Gaah, my mailer autocompleted Jens' email with an old one..
Sorry for the repeat email with the correct address.
On Thu, Sep 17, 2015 at 11:04 PM, Linus Torvalds
<torvalds@xxxxxxxxxxxxxxxxxxxx> wrote:
On Thu, Sep 17, 2015 at 10:40 PM, Dave Chinner <david@xxxxxxxxxxxxx> wrote:
PS: just hit another "did this just get broken in 4.3-rc1" issue - I
can't run blktrace while there's a IO load because:
$ sudo blktrace -d /dev/vdc
BLKTRACESETUP(2) /dev/vdc failed: 5/Input/output error
Thread 1 failed open /sys/kernel/debug/block/(null)/trace1: 2/No such file or directory
....
[ 641.424618] blktrace: page allocation failure: order:5, mode:0x2040d0
[ 641.438933] [<ffffffff811c1569>] kmem_cache_alloc_trace+0x129/0x400
[ 641.440240] [<ffffffff811424f8>] relay_open+0x68/0x2c0
[ 641.441299] [<ffffffff8115deb1>] do_blk_trace_setup+0x191/0x2d0
gdb) l *(relay_open+0x68)
0xffffffff811424f8 is in relay_open (kernel/relay.c:582).
577 return NULL;
578 if (subbuf_size > UINT_MAX / n_subbufs)
579 return NULL;
580
581 chan = kzalloc(sizeof(struct rchan), GFP_KERNEL);
582 if (!chan)
583 return NULL;
584
585 chan->version = RELAYFS_CHANNEL_VERSION;
586 chan->n_subbufs = n_subbufs;
and struct rchan has a member struct rchan_buf *buf[NR_CPUS];
and CONFIG_NR_CPUS=8192, hence the attempt at an order 5 allocation
that fails here....
Hm.
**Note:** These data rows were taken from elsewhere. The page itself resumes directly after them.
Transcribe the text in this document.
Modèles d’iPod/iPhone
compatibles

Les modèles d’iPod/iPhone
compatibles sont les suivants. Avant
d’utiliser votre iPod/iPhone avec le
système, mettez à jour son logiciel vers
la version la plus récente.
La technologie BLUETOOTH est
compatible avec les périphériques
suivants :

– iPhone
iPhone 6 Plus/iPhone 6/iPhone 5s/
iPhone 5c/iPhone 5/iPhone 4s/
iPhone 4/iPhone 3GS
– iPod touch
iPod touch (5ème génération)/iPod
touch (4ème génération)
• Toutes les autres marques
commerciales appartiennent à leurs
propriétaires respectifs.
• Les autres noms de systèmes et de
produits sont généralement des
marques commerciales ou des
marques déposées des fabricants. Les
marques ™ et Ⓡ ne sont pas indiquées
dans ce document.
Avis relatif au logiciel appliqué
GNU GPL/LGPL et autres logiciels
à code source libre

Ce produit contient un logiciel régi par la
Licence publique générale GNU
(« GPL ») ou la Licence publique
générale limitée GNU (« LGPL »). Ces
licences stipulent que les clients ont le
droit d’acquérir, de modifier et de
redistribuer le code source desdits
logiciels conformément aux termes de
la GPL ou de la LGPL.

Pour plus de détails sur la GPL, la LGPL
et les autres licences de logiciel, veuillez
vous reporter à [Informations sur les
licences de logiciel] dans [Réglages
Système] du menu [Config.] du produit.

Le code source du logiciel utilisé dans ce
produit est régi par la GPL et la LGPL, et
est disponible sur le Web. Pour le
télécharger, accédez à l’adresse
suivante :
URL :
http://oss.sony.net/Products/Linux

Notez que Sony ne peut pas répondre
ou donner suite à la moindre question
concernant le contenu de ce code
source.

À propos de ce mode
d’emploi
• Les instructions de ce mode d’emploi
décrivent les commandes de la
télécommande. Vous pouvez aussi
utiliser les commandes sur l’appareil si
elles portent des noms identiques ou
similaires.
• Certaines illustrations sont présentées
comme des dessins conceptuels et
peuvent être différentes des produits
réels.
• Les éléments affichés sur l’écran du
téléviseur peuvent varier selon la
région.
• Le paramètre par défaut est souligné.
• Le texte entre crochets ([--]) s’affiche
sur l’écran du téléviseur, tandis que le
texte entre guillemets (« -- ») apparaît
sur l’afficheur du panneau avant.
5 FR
Have you always had MAX_SMP (and the NR_CPU==8192 that it causes)?
From a quick check, none of this code seems to be new.
That said, having that
struct rchan_buf *buf[NR_CPUS];
in "struct rchan" really is something we should fix. We really should
strive to not allocate things by CONFIG_NR_CPU's, but by the actual
real CPU count.
This looks to be mostly Jens' code, and much of it harkens back to 2006. Jens?